I_PRP will_MD never_RB go_VB to_IN sun_NN devil_NN auto_NN again_RB but_CC my_PRP$ family_NN members_NNS will_MD ._.
In particular I would like to capture family_NN members_NN
but not sun_NN devil_NN
and devil_NN auto_NN
.
Currently I use the following regex with positive lookahead:
"(?=\\b([\\p{Alnum}]+)_(NN[SP]?)\\s([\\p{Alnum}]+)_(NN[SP]?)\\b)."
The problem is in addition to family_NN members_NNS
it captures sun_NN devil_NN
, devil_NN auto_NN
.
Upvotes: 1
Views: 63
Reputation: 121710
You need both a lookahead and a lookbehind here.
Basically, you want, for some pattern P
, that PP
is matched if and only if there is not a P
before or after it.
Crude way, with the lookahead and lookbehind operators:
(?<!P)PP(?!P)
The (?<!...)
and (?!...)
are respectively the negative lookbehind and negative lookahead anchors in regexes, where ...
stands for the regex.
If we take P
to be:
[\p{AlNum}]+_NN[PS]?
and accounting for spaces, then one sketch of a solution, allowing for spaces between each token, would look like:
private static final String P = "[\\p{AlNum}]+_NN[PS]?";
private static final String RE = "(?<!" + P + ")"
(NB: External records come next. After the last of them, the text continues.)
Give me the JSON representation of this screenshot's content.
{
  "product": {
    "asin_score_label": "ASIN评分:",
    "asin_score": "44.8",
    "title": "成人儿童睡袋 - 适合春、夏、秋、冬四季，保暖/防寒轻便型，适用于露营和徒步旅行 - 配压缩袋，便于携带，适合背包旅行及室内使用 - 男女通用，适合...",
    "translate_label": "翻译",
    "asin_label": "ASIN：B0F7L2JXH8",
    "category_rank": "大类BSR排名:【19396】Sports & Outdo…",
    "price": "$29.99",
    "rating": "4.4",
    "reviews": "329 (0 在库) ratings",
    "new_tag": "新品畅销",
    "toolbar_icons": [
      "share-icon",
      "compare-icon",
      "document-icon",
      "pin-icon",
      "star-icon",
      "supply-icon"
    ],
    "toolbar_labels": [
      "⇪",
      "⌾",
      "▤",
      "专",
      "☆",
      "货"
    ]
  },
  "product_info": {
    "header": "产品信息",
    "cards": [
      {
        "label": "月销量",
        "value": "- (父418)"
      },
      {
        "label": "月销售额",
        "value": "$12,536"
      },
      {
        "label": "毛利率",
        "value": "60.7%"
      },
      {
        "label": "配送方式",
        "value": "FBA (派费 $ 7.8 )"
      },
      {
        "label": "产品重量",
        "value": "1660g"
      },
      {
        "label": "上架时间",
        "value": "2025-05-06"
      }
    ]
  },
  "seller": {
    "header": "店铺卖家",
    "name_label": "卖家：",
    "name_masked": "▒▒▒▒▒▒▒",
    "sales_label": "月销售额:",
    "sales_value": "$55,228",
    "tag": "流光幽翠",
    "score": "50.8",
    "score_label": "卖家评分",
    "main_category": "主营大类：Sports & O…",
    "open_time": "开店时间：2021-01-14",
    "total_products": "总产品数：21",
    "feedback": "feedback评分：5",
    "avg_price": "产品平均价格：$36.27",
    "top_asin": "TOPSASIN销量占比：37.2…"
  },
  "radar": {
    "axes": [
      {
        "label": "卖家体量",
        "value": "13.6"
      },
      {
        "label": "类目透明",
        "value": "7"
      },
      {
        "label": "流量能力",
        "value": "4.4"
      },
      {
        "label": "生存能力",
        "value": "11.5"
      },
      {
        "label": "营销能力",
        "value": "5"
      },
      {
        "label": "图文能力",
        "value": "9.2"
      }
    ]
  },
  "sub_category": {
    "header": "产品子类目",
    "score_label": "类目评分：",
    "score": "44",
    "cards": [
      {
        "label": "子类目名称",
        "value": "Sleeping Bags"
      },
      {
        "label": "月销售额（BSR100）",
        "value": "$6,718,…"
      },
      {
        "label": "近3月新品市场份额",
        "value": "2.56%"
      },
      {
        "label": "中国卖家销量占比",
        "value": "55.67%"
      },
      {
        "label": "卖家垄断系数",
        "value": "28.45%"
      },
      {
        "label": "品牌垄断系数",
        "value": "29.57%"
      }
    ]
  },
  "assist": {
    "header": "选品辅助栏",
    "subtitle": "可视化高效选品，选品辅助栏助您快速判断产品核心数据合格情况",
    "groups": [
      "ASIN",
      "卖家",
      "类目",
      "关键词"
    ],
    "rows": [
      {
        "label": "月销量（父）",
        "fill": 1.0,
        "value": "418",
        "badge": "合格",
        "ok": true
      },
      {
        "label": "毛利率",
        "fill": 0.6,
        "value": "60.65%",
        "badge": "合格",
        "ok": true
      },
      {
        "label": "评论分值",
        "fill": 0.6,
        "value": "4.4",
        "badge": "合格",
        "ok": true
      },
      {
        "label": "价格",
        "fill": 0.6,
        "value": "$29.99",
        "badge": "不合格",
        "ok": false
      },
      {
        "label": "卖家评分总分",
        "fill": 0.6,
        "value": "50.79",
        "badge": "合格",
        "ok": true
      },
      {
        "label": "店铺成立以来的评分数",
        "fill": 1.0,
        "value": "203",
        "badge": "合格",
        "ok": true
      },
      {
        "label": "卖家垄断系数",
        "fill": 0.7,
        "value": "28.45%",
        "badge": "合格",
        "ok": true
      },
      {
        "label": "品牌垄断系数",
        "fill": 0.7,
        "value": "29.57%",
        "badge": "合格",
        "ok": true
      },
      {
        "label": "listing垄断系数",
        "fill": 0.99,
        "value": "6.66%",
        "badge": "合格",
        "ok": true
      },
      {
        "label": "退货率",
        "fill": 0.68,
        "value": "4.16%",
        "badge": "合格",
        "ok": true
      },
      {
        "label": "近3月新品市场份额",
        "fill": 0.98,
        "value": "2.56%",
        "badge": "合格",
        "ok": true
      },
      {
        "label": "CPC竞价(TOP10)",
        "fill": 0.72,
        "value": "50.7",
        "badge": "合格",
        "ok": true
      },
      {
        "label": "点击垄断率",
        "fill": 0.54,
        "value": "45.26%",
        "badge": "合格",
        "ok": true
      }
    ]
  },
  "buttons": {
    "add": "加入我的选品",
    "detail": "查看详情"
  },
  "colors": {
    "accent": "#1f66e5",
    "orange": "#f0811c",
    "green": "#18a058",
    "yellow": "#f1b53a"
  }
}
+ "\\s+(" + P + "\\s+" + P + ")\\s+(?!" + P + ")";
private static final Pattern PATTERN = Pattern.compile(RE);
This is only a sketch however.
Given the complexity of the input, you probably want to do more, so not sure that regexes are the tool you are really looking for in the end.
Upvotes: 1